I was walking into Whole Foods the other day with my son when I ran into an old acquaintance that I haven’t seen in awhile.  Mind you I saw him from afar and was trying desperately to diverge our course so that he and I didn’t end up aligned, yet aligned we became.  As we walked side-by-side into the store I noticed my old story surface about how irritating he was and how triggered I was going to become as he touted about his new living situation of residing half the year in Hawaii and half the year in Boulder.  Oh, and then about the girlfriend, and blah blah blah.  You get the picture.   I was bracing myself and was holding my son’s hand tightly as if he could “protect” me from the conversation and provide me with the security that I was longing for in that moment – or perhaps in my life.  The assurance that the past 8 + years have not be for naught.  That I am where I am in my life as being mommy has been my absolute priority and that I didn’t need to make excuses for myself…..

What happened though was dramatically different as I softened into my being, I relaxed my body, I opened my heart and walked tall in the pride of who I am.  I was met with such graciousness from this man. I was given the most incredible compliment of recognition and I left our interaction feeling fabulously empowered and alive.  To me, it was a moment of sheer self-acceptance and the proof or reminder or affirmation, whatever you want to call it, that our intention and the ways in which we carry ourselves, our hearts, and our beingness matter.

When we believe in ourselves and love ourselves and accept ourselves, we magnetize goodness.  We draw out the positive aspects of those that we are blessed to pass on our paths and the divinely timed event in our lives become more apparent.  We are open to the good, so the good will come.
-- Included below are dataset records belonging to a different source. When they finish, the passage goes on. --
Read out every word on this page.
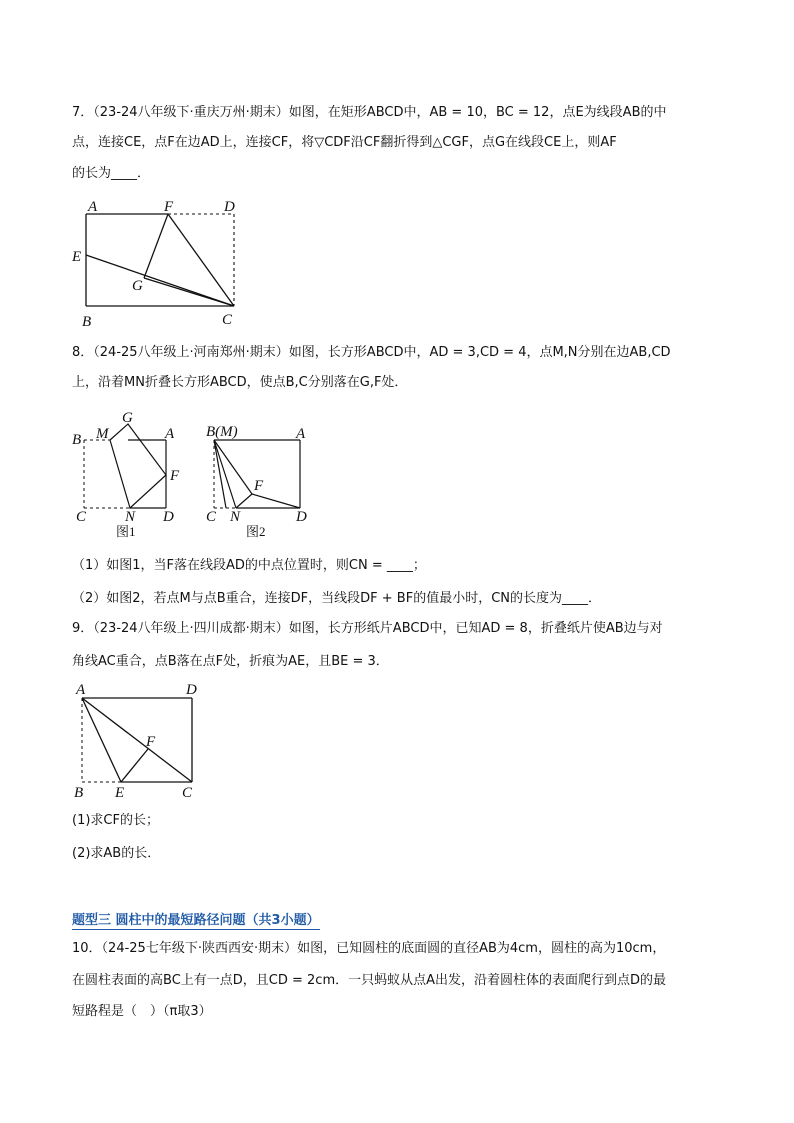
7．（23-24八年级下·重庆万州·期末）如图，在矩形ABCD中，AB = 10，BC = 12，点E为线段AB的中
点，连接CE，点F在边AD上，连接CF，将▽CDF沿CF翻折得到△CGF，点G在线段CE上，则AF
的长为____．
A	F	D
E
G
B	C
8．（24-25八年级上·河南郑州·期末）如图，长方形ABCD中，AD = 3,CD = 4，点M,N分别在边AB,CD
上，沿着MN折叠长方形ABCD，使点B,C分别落在G,F处．
G
B M	A
F
C	N D
图1
B(M)	A
F
C N	D
图2
（1）如图1，当F落在线段AD的中点位置时，则CN = ____；
（2）如图2，若点M与点B重合，连接DF，当线段DF + BF的值最小时，CN的长度为____．
9．（23-24八年级上·四川成都·期末）如图，长方形纸片ABCD中，已知AD = 8，折叠纸片使AB边与对
角线AC重合，点B落在点F处，折痕为AE，且BE = 3．
A	D
F
B E	C
(1)求CF的长；
(2)求AB的长．
题型三 圆柱中的最短路径问题（共3小题）
10．（24-25七年级下·陕西西安·期末）如图，已知圆柱的底面圆的直径AB为4cm，圆柱的高为10cm，
在圆柱表面的高BC上有一点D，且CD = 2cm．一只蚂蚁从点A出发，沿着圆柱体的表面爬行到点D的最
短路程是（　）（π取3）
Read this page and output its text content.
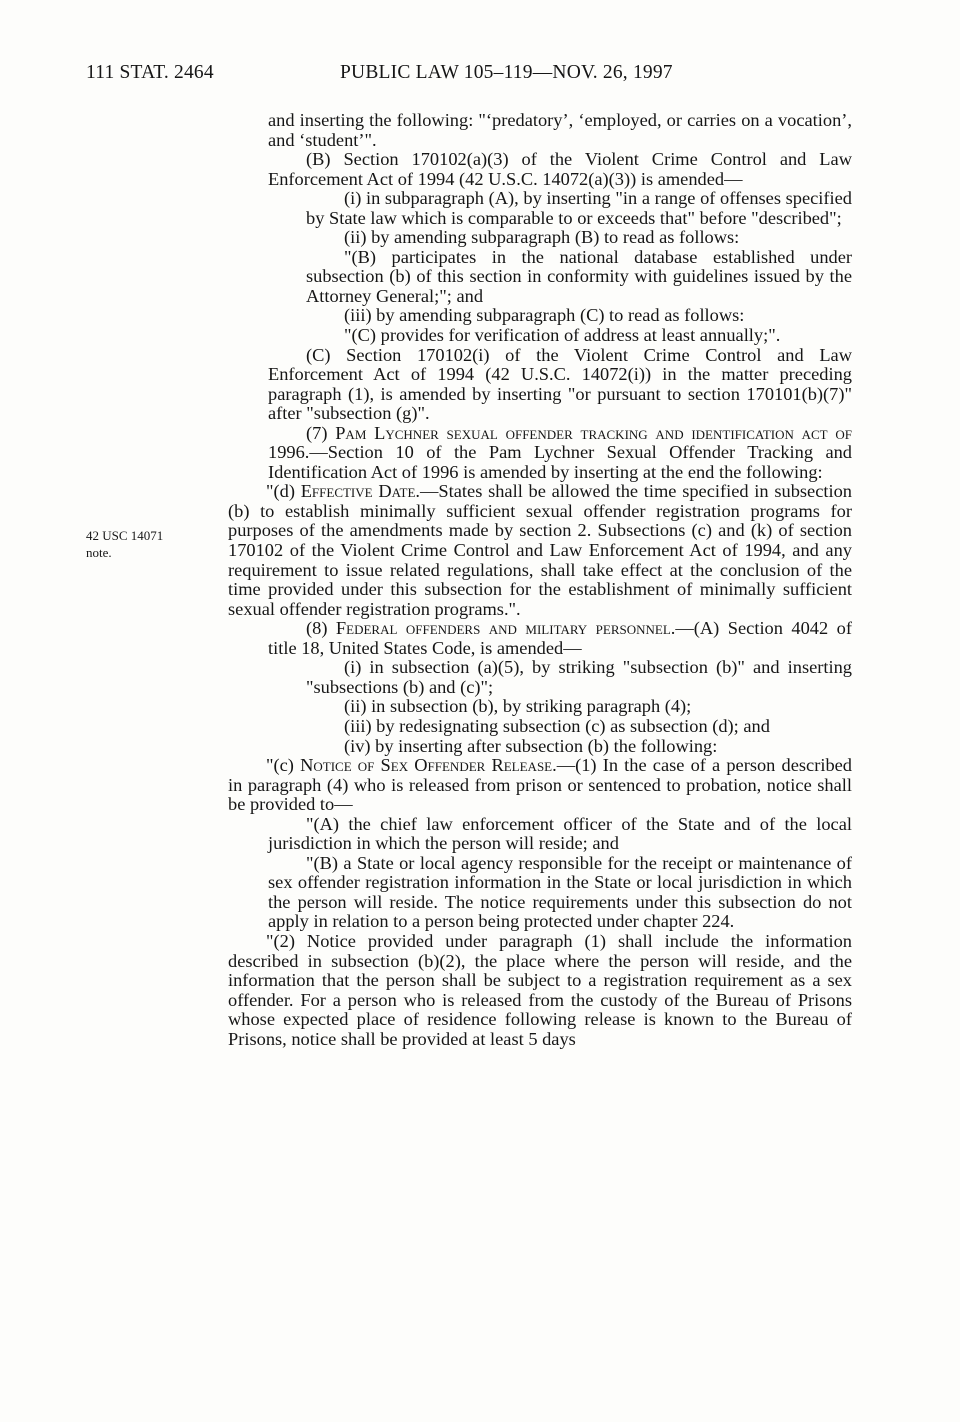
111 STAT. 2464	PUBLIC LAW 105–119—NOV. 26, 1997
42 USC 14071
note.

and inserting the following: "‘predatory’, ‘employed, or carries on a vocation’, and ‘student’".

(B) Section 170102(a)(3) of the Violent Crime Control and Law Enforcement Act of 1994 (42 U.S.C. 14072(a)(3)) is amended—

(i) in subparagraph (A), by inserting "in a range of offenses specified by State law which is comparable to or exceeds that" before "described";

(ii) by amending subparagraph (B) to read as follows:

"(B) participates in the national database established under subsection (b) of this section in conformity with guidelines issued by the Attorney General;"; and

(iii) by amending subparagraph (C) to read as follows:

"(C) provides for verification of address at least annually;".

(C) Section 170102(i) of the Violent Crime Control and Law Enforcement Act of 1994 (42 U.S.C. 14072(i)) in the matter preceding paragraph (1), is amended by inserting "or pursuant to section 170101(b)(7)" after "subsection (g)".

(7) Pam Lychner sexual offender tracking and identification act of 1996.—Section 10 of the Pam Lychner Sexual Offender Tracking and Identification Act of 1996 is amended by inserting at the end the following:

"(d) Effective Date.—States shall be allowed the time specified in subsection (b) to establish minimally sufficient sexual offender registration programs for purposes of the amendments made by section 2. Subsections (c) and (k) of section 170102 of the Violent Crime Control and Law Enforcement Act of 1994, and any requirement to issue related regulations, shall take effect at the conclusion of the time provided under this subsection for the establishment of minimally sufficient sexual offender registration programs.".

(8) Federal offenders and military personnel.—(A) Section 4042 of title 18, United States Code, is amended—

(i) in subsection (a)(5), by striking "subsection (b)" and inserting "subsections (b) and (c)";

(ii) in subsection (b), by striking paragraph (4);

(iii) by redesignating subsection (c) as subsection (d); and

(iv) by inserting after subsection (b) the following:

"(c) Notice of Sex Offender Release.—(1) In the case of a person described in paragraph (4) who is released from prison or sentenced to probation, notice shall be provided to—

"(A) the chief law enforcement officer of the State and of the local jurisdiction in which the person will reside; and

"(B) a State or local agency responsible for the receipt or maintenance of sex offender registration information in the State or local jurisdiction in which the person will reside. The notice requirements under this subsection do not apply in relation to a person being protected under chapter 224.

"(2) Notice provided under paragraph (1) shall include the information described in subsection (b)(2), the place where the person will reside, and the information that the person shall be subject to a registration requirement as a sex offender. For a person who is released from the custody of the Bureau of Prisons whose expected place of residence following release is known to the Bureau of Prisons, notice shall be provided at least 5 days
When we are living from our truth, healing is inevitable.

When we make the choice to stop hiding behind our addictive ways of living and being, anything is possible.

This truth may stir up fear and that is completely understandable. This is uncharted territory for many, many adults whom only know how to live from one addiction to another.

I understand.  I have been there.  I lived that way for most of my life.

For me, cultivating the deepest sense of self-acceptance in the totality of who I am – the unconditional loving presence for myself that I have longed for from others – the fierceness to love and accept myself flaws and all – has been powerful beyond words.  It feels like a gift to have so much more of life to continue living even thought I spent so much of it berating and obsessing, punishing and abusing. Sometimes it takes a crisis of sorts to “snap” one out of it.  Sometimes it takes intensive process and therapy.  Sometimes it takes reminders from those whom have walked the path before you.  Sometimes it’s an inspiring resonant book.  Often it is a combination of it all.  We have the opportunity every single moment of every single day to tap into our resources.  The choice is alive.  Living a fully embodied life is always an option.

There is no perfection here.

No end point.

It is a work in progress and every day there lies infinite opportunities to surrender, soften, love, accept, yield, receive, and accept our beautiful bodies, hearts, and souls.

Tuning into the greater flow of love and abundance and keeping our mind chatter out of the equation.

Cultivating daily practices which support this state of being are essential — meditation, yoga or other embodiment practices, mantras, and a commitment to our inherent wellbeing – must take precedence in the busyness of being a human.

When we put our own truth and healing at the forefront of our existence, anything is possible.